Mit einer Meisterleistung gegen Japan qualifiziert sich Schweden fürs Halbfinale - und will endlich nach dem Titel greifen, auf den Trainer Peter Gerhardsson seit Jahren hinarbeitet.

Von Felix Haselsteiner, Auckland

"Mamma mia, here we go again", hallte durch Eden Park, unten auf dem Rasen herrschte bei allen gelb-blau Gekleideten selbstverständlich Text- und Tanzsicherheit, auch wenn sich die Schwedinnen langsam nach etwas Neuem sehnen. "Lay all your love on me", wünschte sich Kapitänin Kosovare Asllani, der Abwechslung halber, denn: Mamma mia, wie oft hat man diesen Abba-Song inzwischen gehört in Australien und Neuseeland?

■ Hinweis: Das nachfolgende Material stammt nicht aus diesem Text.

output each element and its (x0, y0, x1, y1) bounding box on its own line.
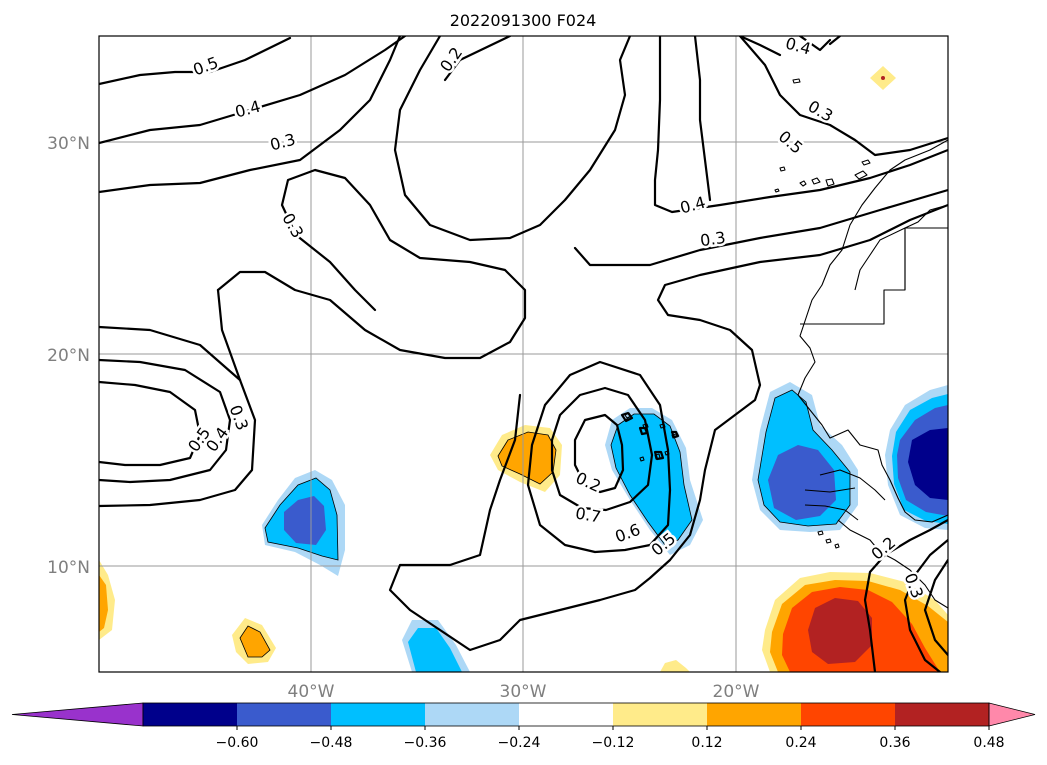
colorbar-tick-label: −0.60 (216, 735, 259, 751)
contour-label: 0.7 (574, 503, 602, 526)
map-panel: 0.50.40.30.20.30.50.40.30.20.70.6 0.50.40… (99, 36, 948, 672)
colorbar-segment (331, 703, 426, 726)
colorbar-segment (425, 703, 520, 726)
colorbar-segment (143, 703, 238, 726)
colorbar-tick-label: 0.24 (785, 735, 816, 751)
colorbar-extend-low (11, 702, 144, 727)
map-title: 2022091300 F024 (450, 11, 597, 30)
shaded-anomaly-fields (99, 66, 948, 672)
colorbar-segment (707, 703, 802, 726)
lat-label-30n: 30°N (47, 134, 90, 154)
colorbar-outline (142, 702, 990, 727)
colorbar-tick-label: −0.12 (592, 735, 635, 751)
contour-label: 0.3 (699, 228, 727, 250)
colorbar-tick-label: 0.12 (691, 735, 722, 751)
colorbar-segment (801, 703, 896, 726)
lat-label-10n: 10°N (47, 558, 90, 578)
contour-lines (99, 36, 948, 672)
lon-label-30w: 30°W (500, 682, 547, 702)
colorbar: −0.60 −0.48 −0.36 −0.24 −0.12 0.12 0.24 0.36 0.4… (11, 702, 1036, 751)
colorbar-tick-label: −0.48 (310, 735, 353, 751)
colorbar-segment (519, 703, 614, 726)
colorbar-tick-label: 0.36 (879, 735, 910, 751)
colorbar-segment (895, 703, 990, 726)
lon-label-40w: 40°W (288, 682, 335, 702)
map-frame (98, 35, 949, 673)
colorbar-segment (237, 703, 332, 726)
colorbar-tick-label: 0.48 (973, 735, 1004, 751)
lon-label-20w: 20°W (713, 682, 760, 702)
graticule (99, 36, 948, 672)
latitude-labels: 30°N 20°N 10°N (47, 134, 90, 578)
longitude-labels: 40°W 30°W 20°W (288, 682, 760, 702)
colorbar-tick-label: −0.36 (404, 735, 447, 751)
colorbar-segment (613, 703, 708, 726)
shading-outlines (239, 389, 851, 658)
colorbar-tick-label: −0.24 (498, 735, 541, 751)
lat-label-20n: 20°N (47, 346, 90, 366)
colorbar-extend-high (988, 702, 1036, 727)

Mit einem 2:1 gegen Japan sind die Schwedinnen am Freitagabend ins WM-Halbfinale eingezogen, man muss sagen: schon wieder. Halbfinale bei der Weltmeisterschaft 2019, Finale bei den Olympischen Spielen 2021, Halbfinale bei der Europameisterschaft 2022, so lautet die Turnierbilanz der Schwedinnen unter Peter Gerhardsson, die in dessen Amtszeit seit 2017 zu einer bemerkenswerten Einheit geworden sind. Zu einem Team, dem nur noch ein großer Titel fehlt, aktuell aber praktischerweise ein gewisses Gefühl der Unschlagbarkeit anhaftet.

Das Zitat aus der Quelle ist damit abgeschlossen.